Your taxes are filed (or extended). You may feel relieved. Now one of the most important periods of the year begins. No, I am not speaking of baseball in full swing. I am referring to the planning process to reduce your 2023 income tax burden based on your knowledge gained from the past year’s tax implications.

By using a proactive planning strategy, you may find that you are more confident and comfortable with the tax filing season. It is much less stressful when you have an idea of the amount of tax owed. The reason for such trepidation during tax time is that most individuals spend no time in the planning process and simply hope for the best outcome. As we say in our business, hope is not a strategy for success.

Let us put a game plan together that will help you gain confidence that your assets are working for you and not against you. First, one of the largest assets of most families is their residence. What can be done with a home that is tax efficient? Consider the full payment of your property taxes every other year so that you can “bunch” up the deduction to increase your itemized deductions. Of course, one caveat would be the limitation placed on taxes within your Form 1040 Schedule A, but most people may find room for additional deductions in this area.

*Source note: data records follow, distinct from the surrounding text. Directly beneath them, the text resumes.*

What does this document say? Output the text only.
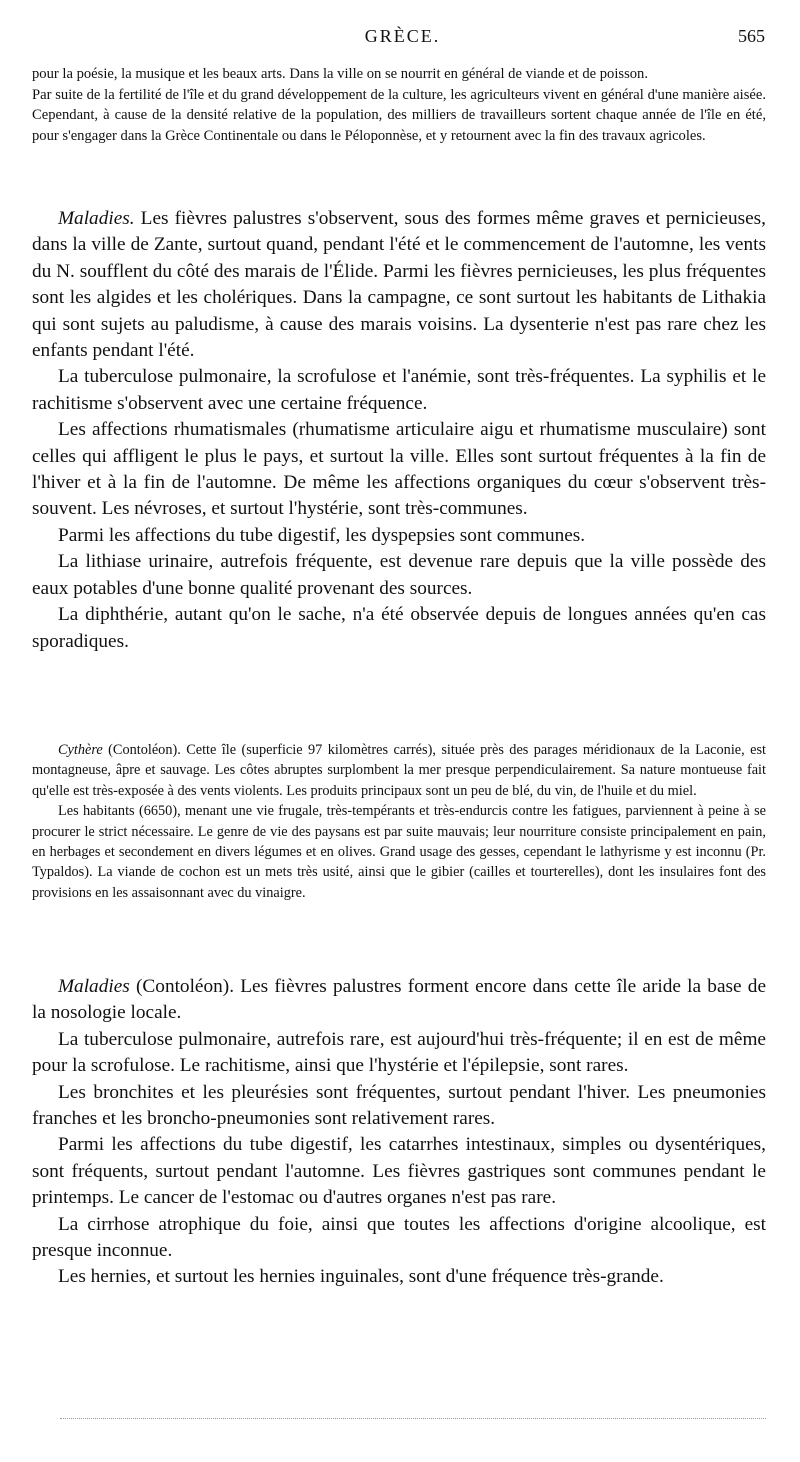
GRÈCE.	565

pour la poésie, la musique et les beaux arts. Dans la ville on se nourrit en général de viande et de poisson.

Par suite de la fertilité de l'île et du grand développement de la culture, les agriculteurs vivent en général d'une manière aisée. Cependant, à cause de la densité relative de la population, des milliers de travailleurs sortent chaque année de l'île en été, pour s'engager dans la Grèce Continentale ou dans le Péloponnèse, et y retournent avec la fin des travaux agricoles.

Maladies. Les fièvres palustres s'observent, sous des formes même graves et pernicieuses, dans la ville de Zante, surtout quand, pendant l'été et le commencement de l'automne, les vents du N. soufflent du côté des marais de l'Élide. Parmi les fièvres pernicieuses, les plus fréquentes sont les algides et les cholériques. Dans la campagne, ce sont surtout les habitants de Lithakia qui sont sujets au paludisme, à cause des marais voisins. La dysenterie n'est pas rare chez les enfants pendant l'été.

La tuberculose pulmonaire, la scrofulose et l'anémie, sont très-fréquentes. La syphilis et le rachitisme s'observent avec une certaine fréquence.

Les affections rhumatismales (rhumatisme articulaire aigu et rhumatisme musculaire) sont celles qui affligent le plus le pays, et surtout la ville. Elles sont surtout fréquentes à la fin de l'hiver et à la fin de l'automne. De même les affections organiques du cœur s'observent très-souvent. Les névroses, et surtout l'hystérie, sont très-communes.

Parmi les affections du tube digestif, les dyspepsies sont communes.

La lithiase urinaire, autrefois fréquente, est devenue rare depuis que la ville possède des eaux potables d'une bonne qualité provenant des sources.

La diphthérie, autant qu'on le sache, n'a été observée depuis de longues années qu'en cas sporadiques.

Cythère (Contoléon). Cette île (superficie 97 kilomètres carrés), située près des parages méridionaux de la Laconie, est montagneuse, âpre et sauvage. Les côtes abruptes surplombent la mer presque perpendiculairement. Sa nature montueuse fait qu'elle est très-exposée à des vents violents. Les produits principaux sont un peu de blé, du vin, de l'huile et du miel.

Les habitants (6650), menant une vie frugale, très-tempérants et très-endurcis contre les fatigues, parviennent à peine à se procurer le strict nécessaire. Le genre de vie des paysans est par suite mauvais; leur nourriture consiste principalement en pain, en herbages et secondement en divers légumes et en olives. Grand usage des gesses, cependant le lathyrisme y est inconnu (Pr. Typaldos). La viande de cochon est un mets très usité, ainsi que le gibier (cailles et tourterelles), dont les insulaires font des provisions en les assaisonnant avec du vinaigre.

Maladies (Contoléon). Les fièvres palustres forment encore dans cette île aride la base de la nosologie locale.

La tuberculose pulmonaire, autrefois rare, est aujourd'hui très-fréquente; il en est de même pour la scrofulose. Le rachitisme, ainsi que l'hystérie et l'épilepsie, sont rares.

Les bronchites et les pleurésies sont fréquentes, surtout pendant l'hiver. Les pneumonies franches et les broncho-pneumonies sont relativement rares.

Parmi les affections du tube digestif, les catarrhes intestinaux, simples ou dysentériques, sont fréquents, surtout pendant l'automne. Les fièvres gastriques sont communes pendant le printemps. Le cancer de l'estomac ou d'autres organes n'est pas rare.

La cirrhose atrophique du foie, ainsi que toutes les affections d'origine alcoolique, est presque inconnue.

Les hernies, et surtout les hernies inguinales, sont d'une fréquence très-grande.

In the most recent tax law passed by Congress, an individual may make certain energy efficiency improvements to his residence and take a tax credit – not deduction – for the expenditure. Instead of bunching the improvements into one year, the tax credit may benefit you over multiple years by performing some of the improvements each year. This approach will help you manage your cash flow and obtain valuable credits against your current and future years tax liabilities.

The second largest asset of a family may be their investment portfolio. By taking advantage of contributions to an employer plan or, if a plan is not offered to you, by contributing to a self-employed plan or IRA, you may uncover significant tax savings each year. When planning your operating budget for the year, consider a line item that isolates the contributions to tax-deferred plans so that you may capture efficiency with your tax liabilities.

If you have not filed your tax return for 2022, you may have opportunities to reduce your liability after the close of the filing season. Consider a SEP (Self-Employed Pension Plan) for a strategy of tax reduction. This plan will allow a contribution of up to $61,000, or 25% of net earned income, whichever is lesser, and you have until the filing of your return or the extended due date to fund the account. This is a potential windfall for many self-employed individuals!

Another overlooked asset for most families is the investment in a qualified electric vehicle. In 2023, the IRS allows an income tax credit of $7,500 to qualified individuals who purchase a vehicle that meets the criteria for the credit. The credit for electric vehicles is quite an incentive to consider one of these automobiles.

Do not plan your entire life around the impact taxes play in our world. Rather, take opportunities to gain tax benefits in the transactions and assets you are going purchase to meet your family’s needs. It becomes a win-win scenario!

By taking a few minutes each year to set and define goals that help your family lower their tax burden, you will begin to experience greater cash flow and confidence in your abilities to control your future. If you wish to start a plan that helps you gain more net worth and lower your tax burden each year, seek out a Certified Financial Planner™ professional. Take leadership in the tax planning process and reap a tremendous benefit for your family. As Peter Drucker so eloquently stated, “Management is doing things right; leadership is doing the right things.”